Don’t communicate with scammers. If you’re able to recognize a robocall, don’t pick up the phone or respond to spam text messages. Rejecting or ignoring any incoming call or spam message labeled “Potential Spam,” “Suspicious Caller” or with a similar moniker can help reduce incoming calls. (In some instances, an incoming call may be incorrectly labeled spam.  If you reject or ignore a call, check your voicemail immediately afterward to see if the caller is someone you need to call back.) Avoid pushing buttons, too—even if the message says you can remove yourself from their calling list that way.

For one thing, scammers often use an initial “test” call or message to see if your phone number is active.

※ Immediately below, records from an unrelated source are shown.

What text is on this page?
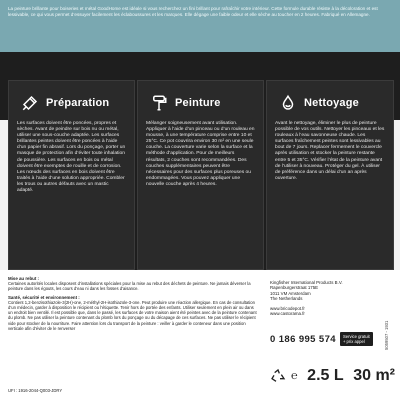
La peinture brillante pour boiseries et métal GoodHome est idéale si vous recherchez un fini brillant pour rafraîchir votre intérieur. Cette formule durable résiste à la décoloration et est lessivable, ce qui vous permet d’essuyer facilement les éclaboussures et les marques. Elle dégage une faible odeur et elle sèche au toucher en 2 heures. Fabriqué en Allemagne.
Préparation
Les surfaces doivent être poncées, propres et sèches. Avant de peindre sur bois nu ou métal, utiliser une sous-couche adaptée. Les surfaces brillantes peintes doivent être poncées à l’aide d’un papier fin abrasif. Lors du ponçage, porter un masque de protection afin d’éviter toute inhalation de poussière. Les surfaces en bois ou métal doivent être exemptes de rouille et de corrosion. Les nœuds des surfaces en bois doivent être traités à l’aide d’une solution appropriée. Combler les trous ou autres défauts avec un mastic adapté.
Peinture
Mélanger soigneusement avant utilisation. Appliquer à l’aide d’un pinceau ou d’un rouleau en mousse, à une température comprise entre 10 et 25°C. Ce pot couvrira environ 30 m² en une seule couche. La couverture varie selon la surface et la méthode d’application. Pour de meilleurs résultats, 2 couches sont recommandées. Des couches supplémentaires peuvent être nécessaires pour des surfaces plus poreuses ou endommagées. Vous pouvez appliquer une nouvelle couche après 4 heures.
Nettoyage
Avant le nettoyage, éliminer le plus de peinture possible de vos outils. Nettoyer les pinceaux et les rouleaux à l’eau savonneuse chaude. Les surfaces fraîchement peintes sont lessivables au bout de 7 jours. Replacer fermement le couvercle après utilisation et stocker la peinture restante entre 5 et 35°C. Vérifier l’état de la peinture avant de l’utiliser à nouveau. Protéger du gel. À utiliser de préférence dans un délai d’un an après ouverture.
Mise au rebut :
Certaines autorités locales disposent d’installations spéciales pour la mise au rebut des déchets de peinture. Ne jamais déverser la peinture dans les égouts, les cours d’eau ni dans les fosses d’aisance.
Santé, sécurité et environnement :
Contient 1,2-benzisothiazole-3(2H)-one, 2-méthyl-2H-isothiazole-3-one. Peut produire une réaction allergique. En cas de consultation d’un médecin, garder à disposition le récipient ou l’étiquette. Tenir hors de portée des enfants. Utiliser seulement en plein air ou dans un endroit bien ventilé. Il est possible que, dans le passé, les surfaces de votre maison aient été peintes avec de la peinture contenant du plomb. Ne pas utiliser la peinture contenant du plomb lors du ponçage ou du décapage de ces surfaces. Ne pas utiliser le récipient vide pour stocker de la nourriture. Faire attention lors du transport de la peinture : veiller à garder le conteneur dans une position verticale afin d’éviter de le renverser
Kingfisher International Products B.V.
Rapenburgerstraat 175E
1011 VM Amsterdam
The Netherlands
www.bricodepot.fr
www.castorama.fr
0 186 995 574	Service gratuit
+ prix appel
℮ 2.5 L 30 m²
UFI : 1916-2044-Q003-JDRY
5059507 - 1931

By answering, you confirm that you’re a real subscriber and a potential scam victim. Your phone number could be sold as part of a list, meaning you could start receiving even more unwanted calls.

In some instances, answering a spam call can give your personal information directly to the scammer. Regardless, communicating with a scammer isn’t a good idea.

Report illegal robocalls

You can report robocalls to the Do Not Call Registry with the FTC by providing information about the call and the phone number. It is quite likely the call is illegal.

There are some exceptions, such as:

  • Political campaign calls
  • Nonprofit organization calls
  • Informational calls (such as confirmations of appointments or local community communications)

Otherwise, if you think the call is illegal, you can file a report. These reports help with prosecuting spam callers, so filing them is one way you can help others avoid being victimized in the future.

Share robocall information

You can also make a difference by sharing information about robocall scams and spam with your friends, family and neighbors. Misconceptions about robocalls can be harmful—let the people you care about know what they can do to protect themselves.